Review: Variety

November 14, 1993, by Troy J. Augusto

Evan Dando, the current pin-up favorite of the KROQ set and soft-spoken leader of Boston’s Lemonheads, is more than happy to let the music do the talking. At this Palace show, the first of two nights, he had nary a spoken word for the excitable crowd, instead playing a frantically paced, solid rock show that squeezed 23 songs into a 70-minute concert.

The ‘heads’ new Atlantic album “Come on Feel the Lemonheads” is a spritely, warm and telling affair that paints Dando as a thoughtful and sensitive individual who channels his own frustrations and concerns into tightly arranged pop music antidotes to life’s many bitter pills.

Performed with more of an edge than their recorded counterparts, songs like new single “Into Your Arms,” the hopeful “Alison’s Starting to Happen” and the older “Ride With Me” all benefited from Dando’s low-key charisma.
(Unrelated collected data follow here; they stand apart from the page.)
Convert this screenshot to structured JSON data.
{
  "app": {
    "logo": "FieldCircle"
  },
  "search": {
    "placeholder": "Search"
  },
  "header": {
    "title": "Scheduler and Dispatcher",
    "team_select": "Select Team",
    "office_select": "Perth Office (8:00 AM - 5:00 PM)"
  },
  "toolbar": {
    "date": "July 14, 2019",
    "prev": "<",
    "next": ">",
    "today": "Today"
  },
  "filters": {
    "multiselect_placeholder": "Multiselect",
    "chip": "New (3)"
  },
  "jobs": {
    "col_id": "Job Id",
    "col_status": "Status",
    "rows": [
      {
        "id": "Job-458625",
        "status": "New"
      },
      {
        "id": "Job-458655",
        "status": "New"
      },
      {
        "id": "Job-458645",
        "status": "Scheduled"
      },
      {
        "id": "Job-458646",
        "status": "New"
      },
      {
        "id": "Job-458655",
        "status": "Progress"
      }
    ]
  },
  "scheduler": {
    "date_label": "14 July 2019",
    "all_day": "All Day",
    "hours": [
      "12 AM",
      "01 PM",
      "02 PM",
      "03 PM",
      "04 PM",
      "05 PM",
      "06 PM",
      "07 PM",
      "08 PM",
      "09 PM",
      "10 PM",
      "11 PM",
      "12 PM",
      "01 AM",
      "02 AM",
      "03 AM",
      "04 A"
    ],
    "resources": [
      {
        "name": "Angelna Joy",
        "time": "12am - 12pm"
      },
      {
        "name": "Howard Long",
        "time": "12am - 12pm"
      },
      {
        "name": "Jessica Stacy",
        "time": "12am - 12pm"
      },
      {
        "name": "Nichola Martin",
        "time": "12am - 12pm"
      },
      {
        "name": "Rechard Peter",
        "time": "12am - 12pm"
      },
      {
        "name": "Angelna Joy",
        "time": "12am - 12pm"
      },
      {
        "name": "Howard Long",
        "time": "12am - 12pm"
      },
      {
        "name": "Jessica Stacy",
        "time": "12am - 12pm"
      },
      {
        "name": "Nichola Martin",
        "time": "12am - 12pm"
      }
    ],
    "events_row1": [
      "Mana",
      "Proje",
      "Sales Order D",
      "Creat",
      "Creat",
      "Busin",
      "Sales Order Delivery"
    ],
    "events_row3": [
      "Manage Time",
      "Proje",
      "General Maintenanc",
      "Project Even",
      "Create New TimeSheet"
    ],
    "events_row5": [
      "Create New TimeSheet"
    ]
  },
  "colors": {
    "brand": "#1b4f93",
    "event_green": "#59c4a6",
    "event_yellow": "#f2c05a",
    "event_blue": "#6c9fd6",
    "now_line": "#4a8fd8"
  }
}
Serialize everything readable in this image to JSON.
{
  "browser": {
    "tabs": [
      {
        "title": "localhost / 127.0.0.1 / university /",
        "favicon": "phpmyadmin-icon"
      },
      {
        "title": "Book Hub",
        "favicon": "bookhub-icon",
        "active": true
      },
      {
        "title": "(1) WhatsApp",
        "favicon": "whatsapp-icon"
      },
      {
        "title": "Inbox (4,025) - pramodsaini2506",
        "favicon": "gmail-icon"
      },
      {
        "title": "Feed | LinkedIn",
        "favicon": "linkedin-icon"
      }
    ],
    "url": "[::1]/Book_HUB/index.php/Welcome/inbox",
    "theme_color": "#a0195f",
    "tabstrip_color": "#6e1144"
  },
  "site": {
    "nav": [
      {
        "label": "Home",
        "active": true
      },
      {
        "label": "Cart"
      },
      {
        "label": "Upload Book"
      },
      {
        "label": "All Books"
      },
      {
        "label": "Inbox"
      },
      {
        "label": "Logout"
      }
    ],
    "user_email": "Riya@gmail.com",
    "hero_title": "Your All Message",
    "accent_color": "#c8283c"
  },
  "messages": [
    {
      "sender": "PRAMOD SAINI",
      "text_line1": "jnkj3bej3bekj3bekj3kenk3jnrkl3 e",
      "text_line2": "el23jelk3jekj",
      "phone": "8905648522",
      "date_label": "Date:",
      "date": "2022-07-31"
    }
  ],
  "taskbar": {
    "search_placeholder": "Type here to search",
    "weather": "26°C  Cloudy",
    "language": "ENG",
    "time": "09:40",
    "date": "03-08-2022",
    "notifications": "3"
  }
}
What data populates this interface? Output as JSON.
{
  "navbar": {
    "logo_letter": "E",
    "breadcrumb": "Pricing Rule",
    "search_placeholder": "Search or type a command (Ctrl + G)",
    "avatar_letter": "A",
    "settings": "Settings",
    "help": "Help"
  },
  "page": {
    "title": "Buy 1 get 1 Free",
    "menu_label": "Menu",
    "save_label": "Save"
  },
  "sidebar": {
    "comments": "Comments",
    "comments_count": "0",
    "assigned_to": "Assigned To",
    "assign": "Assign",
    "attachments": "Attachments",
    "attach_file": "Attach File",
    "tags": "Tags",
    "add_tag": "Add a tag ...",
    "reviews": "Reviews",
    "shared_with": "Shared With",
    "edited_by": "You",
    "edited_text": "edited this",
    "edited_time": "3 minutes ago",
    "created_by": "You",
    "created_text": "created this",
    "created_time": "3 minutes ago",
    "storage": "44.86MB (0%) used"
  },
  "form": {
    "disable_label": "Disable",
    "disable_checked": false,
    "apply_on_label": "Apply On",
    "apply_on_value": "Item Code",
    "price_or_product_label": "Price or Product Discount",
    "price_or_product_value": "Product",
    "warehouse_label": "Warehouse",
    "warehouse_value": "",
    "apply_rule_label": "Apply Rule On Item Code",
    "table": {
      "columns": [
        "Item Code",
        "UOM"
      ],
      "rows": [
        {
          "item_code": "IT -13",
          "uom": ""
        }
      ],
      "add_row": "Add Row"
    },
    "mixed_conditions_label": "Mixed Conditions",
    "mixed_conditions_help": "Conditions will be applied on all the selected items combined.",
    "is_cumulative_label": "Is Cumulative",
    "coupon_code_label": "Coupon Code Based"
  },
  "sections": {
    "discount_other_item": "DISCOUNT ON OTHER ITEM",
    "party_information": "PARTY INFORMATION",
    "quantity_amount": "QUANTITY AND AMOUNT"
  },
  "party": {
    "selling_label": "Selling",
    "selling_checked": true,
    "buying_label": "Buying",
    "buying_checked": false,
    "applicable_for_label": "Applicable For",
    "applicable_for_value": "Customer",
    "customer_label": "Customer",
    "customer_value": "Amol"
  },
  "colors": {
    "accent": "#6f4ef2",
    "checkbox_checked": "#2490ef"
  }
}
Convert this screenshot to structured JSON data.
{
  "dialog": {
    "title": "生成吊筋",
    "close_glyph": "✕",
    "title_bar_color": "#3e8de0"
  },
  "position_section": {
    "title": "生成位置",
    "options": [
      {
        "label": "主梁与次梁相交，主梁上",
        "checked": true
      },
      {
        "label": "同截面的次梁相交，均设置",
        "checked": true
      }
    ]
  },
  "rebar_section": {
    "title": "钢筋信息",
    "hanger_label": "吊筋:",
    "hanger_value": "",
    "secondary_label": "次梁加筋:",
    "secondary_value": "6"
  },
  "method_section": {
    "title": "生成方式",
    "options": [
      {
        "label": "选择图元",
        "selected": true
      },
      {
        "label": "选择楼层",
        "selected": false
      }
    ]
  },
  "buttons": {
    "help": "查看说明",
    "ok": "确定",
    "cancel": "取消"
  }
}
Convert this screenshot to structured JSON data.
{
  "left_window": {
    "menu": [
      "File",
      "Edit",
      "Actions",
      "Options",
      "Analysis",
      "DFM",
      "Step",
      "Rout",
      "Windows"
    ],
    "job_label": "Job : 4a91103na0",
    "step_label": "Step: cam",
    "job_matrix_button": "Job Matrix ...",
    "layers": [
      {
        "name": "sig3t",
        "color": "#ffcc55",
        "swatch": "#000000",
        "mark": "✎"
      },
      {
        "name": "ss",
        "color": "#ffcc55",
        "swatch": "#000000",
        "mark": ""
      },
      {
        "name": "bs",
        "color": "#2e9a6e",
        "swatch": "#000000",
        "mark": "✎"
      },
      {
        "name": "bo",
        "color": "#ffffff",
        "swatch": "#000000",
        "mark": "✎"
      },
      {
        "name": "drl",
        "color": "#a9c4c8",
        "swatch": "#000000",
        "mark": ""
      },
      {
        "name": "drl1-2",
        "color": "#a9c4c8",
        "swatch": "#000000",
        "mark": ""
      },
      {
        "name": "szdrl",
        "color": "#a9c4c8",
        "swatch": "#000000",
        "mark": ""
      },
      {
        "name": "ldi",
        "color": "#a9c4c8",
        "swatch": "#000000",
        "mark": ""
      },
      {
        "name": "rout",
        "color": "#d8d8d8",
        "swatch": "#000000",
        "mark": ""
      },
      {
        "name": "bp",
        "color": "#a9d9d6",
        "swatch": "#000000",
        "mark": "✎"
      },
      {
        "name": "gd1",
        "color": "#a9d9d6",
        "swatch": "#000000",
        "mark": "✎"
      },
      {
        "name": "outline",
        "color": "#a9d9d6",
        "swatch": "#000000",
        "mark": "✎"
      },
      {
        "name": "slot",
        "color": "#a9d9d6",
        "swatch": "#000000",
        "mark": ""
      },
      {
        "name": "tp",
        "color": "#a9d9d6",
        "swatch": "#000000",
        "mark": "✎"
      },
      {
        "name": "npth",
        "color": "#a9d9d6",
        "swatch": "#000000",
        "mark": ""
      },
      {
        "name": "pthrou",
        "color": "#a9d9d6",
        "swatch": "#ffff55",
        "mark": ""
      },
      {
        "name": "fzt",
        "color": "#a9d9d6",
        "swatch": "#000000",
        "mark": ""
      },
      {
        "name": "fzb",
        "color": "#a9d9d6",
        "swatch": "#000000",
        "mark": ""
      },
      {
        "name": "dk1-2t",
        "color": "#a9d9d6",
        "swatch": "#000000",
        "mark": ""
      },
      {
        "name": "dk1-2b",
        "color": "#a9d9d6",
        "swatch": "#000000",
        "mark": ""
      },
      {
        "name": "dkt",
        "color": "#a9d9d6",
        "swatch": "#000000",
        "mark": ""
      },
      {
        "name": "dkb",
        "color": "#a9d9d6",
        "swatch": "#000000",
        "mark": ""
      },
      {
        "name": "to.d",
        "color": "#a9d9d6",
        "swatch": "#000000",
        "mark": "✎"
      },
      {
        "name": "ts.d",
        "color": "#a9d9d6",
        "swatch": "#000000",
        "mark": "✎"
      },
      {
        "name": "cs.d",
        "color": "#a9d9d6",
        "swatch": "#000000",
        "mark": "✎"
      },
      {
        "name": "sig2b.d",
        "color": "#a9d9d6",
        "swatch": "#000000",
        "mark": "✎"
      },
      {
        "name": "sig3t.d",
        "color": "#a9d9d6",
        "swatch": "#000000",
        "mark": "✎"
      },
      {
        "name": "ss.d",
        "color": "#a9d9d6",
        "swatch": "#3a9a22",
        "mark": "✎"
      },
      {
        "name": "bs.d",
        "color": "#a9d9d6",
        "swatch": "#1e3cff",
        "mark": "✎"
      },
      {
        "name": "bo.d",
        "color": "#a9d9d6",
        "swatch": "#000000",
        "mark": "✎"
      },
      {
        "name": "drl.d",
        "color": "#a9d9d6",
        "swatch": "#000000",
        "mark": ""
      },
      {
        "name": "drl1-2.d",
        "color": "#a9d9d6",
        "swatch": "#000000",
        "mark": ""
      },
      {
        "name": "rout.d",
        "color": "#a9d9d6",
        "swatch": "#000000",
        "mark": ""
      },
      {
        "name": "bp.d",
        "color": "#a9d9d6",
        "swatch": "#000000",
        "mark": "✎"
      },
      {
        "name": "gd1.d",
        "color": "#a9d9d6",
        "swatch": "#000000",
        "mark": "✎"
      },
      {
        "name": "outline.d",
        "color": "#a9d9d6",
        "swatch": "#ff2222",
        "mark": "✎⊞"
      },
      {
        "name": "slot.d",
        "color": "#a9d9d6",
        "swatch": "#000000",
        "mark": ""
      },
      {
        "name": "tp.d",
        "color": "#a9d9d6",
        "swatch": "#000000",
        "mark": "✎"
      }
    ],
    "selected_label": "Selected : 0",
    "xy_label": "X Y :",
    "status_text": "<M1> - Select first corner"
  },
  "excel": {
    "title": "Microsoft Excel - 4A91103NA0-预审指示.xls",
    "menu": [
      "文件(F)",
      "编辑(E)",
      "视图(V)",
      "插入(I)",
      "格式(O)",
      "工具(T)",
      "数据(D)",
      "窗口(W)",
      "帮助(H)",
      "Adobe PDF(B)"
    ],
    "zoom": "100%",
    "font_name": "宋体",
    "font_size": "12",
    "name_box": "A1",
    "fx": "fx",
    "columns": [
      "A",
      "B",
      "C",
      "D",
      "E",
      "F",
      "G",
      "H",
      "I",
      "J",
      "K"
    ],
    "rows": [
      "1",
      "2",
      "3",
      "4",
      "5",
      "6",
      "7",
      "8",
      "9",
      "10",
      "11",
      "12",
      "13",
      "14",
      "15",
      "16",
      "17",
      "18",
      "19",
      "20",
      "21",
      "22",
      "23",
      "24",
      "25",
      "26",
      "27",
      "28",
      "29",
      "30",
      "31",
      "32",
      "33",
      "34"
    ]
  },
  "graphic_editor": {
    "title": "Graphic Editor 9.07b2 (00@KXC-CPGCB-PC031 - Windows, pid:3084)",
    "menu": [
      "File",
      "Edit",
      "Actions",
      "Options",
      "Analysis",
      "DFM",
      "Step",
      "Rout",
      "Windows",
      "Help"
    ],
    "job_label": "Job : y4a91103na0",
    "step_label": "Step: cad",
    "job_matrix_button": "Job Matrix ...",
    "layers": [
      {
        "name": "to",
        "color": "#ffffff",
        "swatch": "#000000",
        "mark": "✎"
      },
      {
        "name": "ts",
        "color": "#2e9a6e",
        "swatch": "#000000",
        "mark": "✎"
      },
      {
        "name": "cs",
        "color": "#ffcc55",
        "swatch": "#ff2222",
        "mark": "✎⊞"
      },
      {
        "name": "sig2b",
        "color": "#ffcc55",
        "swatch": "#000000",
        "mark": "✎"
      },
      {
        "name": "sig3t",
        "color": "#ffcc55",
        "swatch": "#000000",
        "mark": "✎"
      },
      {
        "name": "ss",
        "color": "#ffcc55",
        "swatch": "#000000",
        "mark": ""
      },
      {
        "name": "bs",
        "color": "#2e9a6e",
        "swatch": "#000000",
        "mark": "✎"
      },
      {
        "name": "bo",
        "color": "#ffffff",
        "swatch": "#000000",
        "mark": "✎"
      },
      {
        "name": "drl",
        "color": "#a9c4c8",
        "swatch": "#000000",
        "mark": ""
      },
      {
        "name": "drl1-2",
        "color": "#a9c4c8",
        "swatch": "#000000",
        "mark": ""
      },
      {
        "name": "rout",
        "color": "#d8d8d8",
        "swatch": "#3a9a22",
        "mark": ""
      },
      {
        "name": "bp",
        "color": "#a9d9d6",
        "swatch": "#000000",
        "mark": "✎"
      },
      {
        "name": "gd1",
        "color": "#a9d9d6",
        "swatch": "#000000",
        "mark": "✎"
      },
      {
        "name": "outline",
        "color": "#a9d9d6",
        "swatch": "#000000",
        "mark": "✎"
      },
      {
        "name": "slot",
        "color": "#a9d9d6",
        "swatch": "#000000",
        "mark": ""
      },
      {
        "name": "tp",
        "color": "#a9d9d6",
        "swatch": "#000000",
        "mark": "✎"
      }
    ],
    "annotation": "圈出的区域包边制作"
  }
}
Other key moments included the ironic “Big Gay Heart,” a country-flavored tune of social tolerance; the sweet and catchy “Bit Part”; the clever “Paid to Smile”; and a lively “Rockin’ Stroll.”

The Lemonheads have hit on a promising combination of classic pop song structure, accessible themes and just the right amount of unintentional sex appeal. Sounds like the fabled next big thing has arrived.

Not so with second-billed Hole, a caustic power-punk-pop quartet led by the insufferable Courtney Love, a singer who seems all too interested in showing disdain for fame long before most people have heard her band.

Love is the wife of Kurt Cobain, singer and guitarist for DGC labelmates Nirvana, and has been subject to public and critical scrutiny both because of her husband’s widely popular band and as the result of an interview last year in Vanity Fair, where she seems to acknowledge drug use while pregnant with their daughter.

At the Palace, her obvious drunken state was bragged about as she railed against music critics, bored friends in the crowd and life as the “wife of a rock star.”

While some songs showed a smart pop flair, the band’s old-school punk noise, combined with Love’s vitriolic barbs and consistent whining make for a Hole better left unexplored.